Култын смущенно шмыгнул носом и поспешно отвернулся, словно заметил на крышах изб что-то очень интересное.
Он и Варька после представления будто с ума посходили. Култын всю неделю поет диким голосом: «И-ех, я не поп, не кулак...»
А Варька и того хуже. Раздобыла где-то осколок зеркала и, чуть освободится от дел, корчит перед ним рожи: то сморщится, будто огуречного рассола хватила, то вытаращит глаза, то сощурится, скособенив рот, то вдруг поднимет брови, захохочет визгливо и задергает плечами, как припадочная.
Ленька догадался: Варька хочет научиться кривлять рожу, как одна девка из агитотряда, когда представляла какую-то важную городскую богачку.
Да что там Култын и Варька! Митька покой потерял после представления, только, правда, по другой причине.
— Жив не буду, а сколочу свой такой же агитотряд! Или не по силам? Еще как! Что у нас, гармонистов нету, а? Или плясунов? А певуньи какие! Вот хоть Галинка Лушникова!.. Она, брат, любую уездовскую за пояс заткнет. Сколочу! Учительша, Ирина Петровна, поможет. Обещалась. Хорошее, говорит, дело...
Митькина затея всем пришлась по душе, все загорелись ею. Даже Лыков. Выслушал Митьку, бухнул костылем об пол:
— Действуй! Жить, так жить весело. А что потребуется от меня, проси — все сделаю. Агитотряд — это, братки, если хотите,— великая политическая сила. Он крепко поможет нам в борьбе со старым миром!..
И вот Митька бегает по селу вечерами: ищет желающих в агитотряд...
Во дворе школы было уже полно ребят и девчонок: шумливые, разодетые во все лучшее, что нашлось.
Пришли и взрослые поглядеть, как их «старшенькие» войдут в школу.
Однако дверь ее была прикрыта, а дорогу преграждала красная ленточка, натянутая между перильцами крыльца.

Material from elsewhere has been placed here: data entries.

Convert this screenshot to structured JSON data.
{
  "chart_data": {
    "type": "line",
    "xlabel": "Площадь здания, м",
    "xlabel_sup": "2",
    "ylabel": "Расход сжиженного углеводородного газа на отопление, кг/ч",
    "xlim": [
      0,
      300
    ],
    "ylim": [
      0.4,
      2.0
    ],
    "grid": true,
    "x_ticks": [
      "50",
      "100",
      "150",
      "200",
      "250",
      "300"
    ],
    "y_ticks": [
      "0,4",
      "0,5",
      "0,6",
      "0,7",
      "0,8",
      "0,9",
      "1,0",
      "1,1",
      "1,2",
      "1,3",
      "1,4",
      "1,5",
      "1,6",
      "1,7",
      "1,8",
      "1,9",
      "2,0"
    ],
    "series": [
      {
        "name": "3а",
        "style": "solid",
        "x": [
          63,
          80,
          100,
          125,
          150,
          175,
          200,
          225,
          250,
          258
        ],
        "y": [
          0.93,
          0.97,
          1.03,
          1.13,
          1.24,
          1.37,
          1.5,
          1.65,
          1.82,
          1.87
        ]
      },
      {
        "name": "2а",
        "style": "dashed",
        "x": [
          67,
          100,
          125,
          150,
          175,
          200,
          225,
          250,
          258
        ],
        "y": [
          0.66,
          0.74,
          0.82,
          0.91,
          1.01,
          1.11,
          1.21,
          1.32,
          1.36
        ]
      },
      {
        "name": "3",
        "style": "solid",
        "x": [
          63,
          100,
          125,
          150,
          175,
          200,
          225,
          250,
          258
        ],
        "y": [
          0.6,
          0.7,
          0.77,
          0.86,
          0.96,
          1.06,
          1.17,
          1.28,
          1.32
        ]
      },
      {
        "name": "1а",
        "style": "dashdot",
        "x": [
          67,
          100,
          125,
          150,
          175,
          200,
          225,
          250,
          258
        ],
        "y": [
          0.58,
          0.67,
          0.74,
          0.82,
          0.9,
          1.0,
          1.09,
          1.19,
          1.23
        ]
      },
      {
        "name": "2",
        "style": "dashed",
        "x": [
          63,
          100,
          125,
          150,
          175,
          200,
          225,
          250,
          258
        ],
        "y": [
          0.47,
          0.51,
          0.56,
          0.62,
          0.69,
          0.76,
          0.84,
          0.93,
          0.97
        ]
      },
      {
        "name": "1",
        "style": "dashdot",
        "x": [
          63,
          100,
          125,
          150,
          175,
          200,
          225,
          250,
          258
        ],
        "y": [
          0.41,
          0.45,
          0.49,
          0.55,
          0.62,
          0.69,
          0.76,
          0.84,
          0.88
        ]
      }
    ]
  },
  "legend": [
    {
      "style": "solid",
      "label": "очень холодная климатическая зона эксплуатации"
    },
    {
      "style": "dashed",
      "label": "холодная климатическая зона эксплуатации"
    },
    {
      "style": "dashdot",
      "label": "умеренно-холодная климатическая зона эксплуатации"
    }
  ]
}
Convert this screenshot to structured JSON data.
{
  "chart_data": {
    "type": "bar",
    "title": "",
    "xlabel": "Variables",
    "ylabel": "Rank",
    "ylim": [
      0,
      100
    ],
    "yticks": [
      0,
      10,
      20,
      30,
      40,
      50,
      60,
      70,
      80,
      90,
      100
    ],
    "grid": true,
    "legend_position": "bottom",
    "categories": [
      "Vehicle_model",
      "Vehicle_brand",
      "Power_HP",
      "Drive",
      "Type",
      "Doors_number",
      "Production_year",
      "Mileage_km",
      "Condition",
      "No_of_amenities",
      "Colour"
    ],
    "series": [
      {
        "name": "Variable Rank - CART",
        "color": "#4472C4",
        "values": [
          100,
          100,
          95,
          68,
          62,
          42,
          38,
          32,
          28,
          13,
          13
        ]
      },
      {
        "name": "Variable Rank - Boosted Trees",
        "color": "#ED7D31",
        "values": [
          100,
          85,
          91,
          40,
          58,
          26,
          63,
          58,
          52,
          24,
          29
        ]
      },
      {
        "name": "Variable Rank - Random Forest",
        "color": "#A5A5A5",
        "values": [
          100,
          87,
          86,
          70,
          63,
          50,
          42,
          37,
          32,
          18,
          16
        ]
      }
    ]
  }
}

Култын огорченно глянул на Леньку:
— Чегой-то лоскут висит... Может, передумали, а? Может, на другой раз отложили?
Ленька не успел ответить: дверь распахнулась, и на площадку крыльца вышли учительница Ирина Петровна и Лыков.
Лыков быстрым взглядом окинул многоцветную толпу ребят, тесно окруживших крыльцо, сказал весело и громко:
— Ну вот, ребятки, нынче и мы с вами дождались праздника — начала ученья. Это большой день для всех нас, считай — самый главный, потому как с этого дня вы пошагаете широкой дорогой в светлую жизнь. Цепче хватайтесь за грамоту: ученому человеку легче строить новую жизнь и бороться со всякими врагами трудового народа.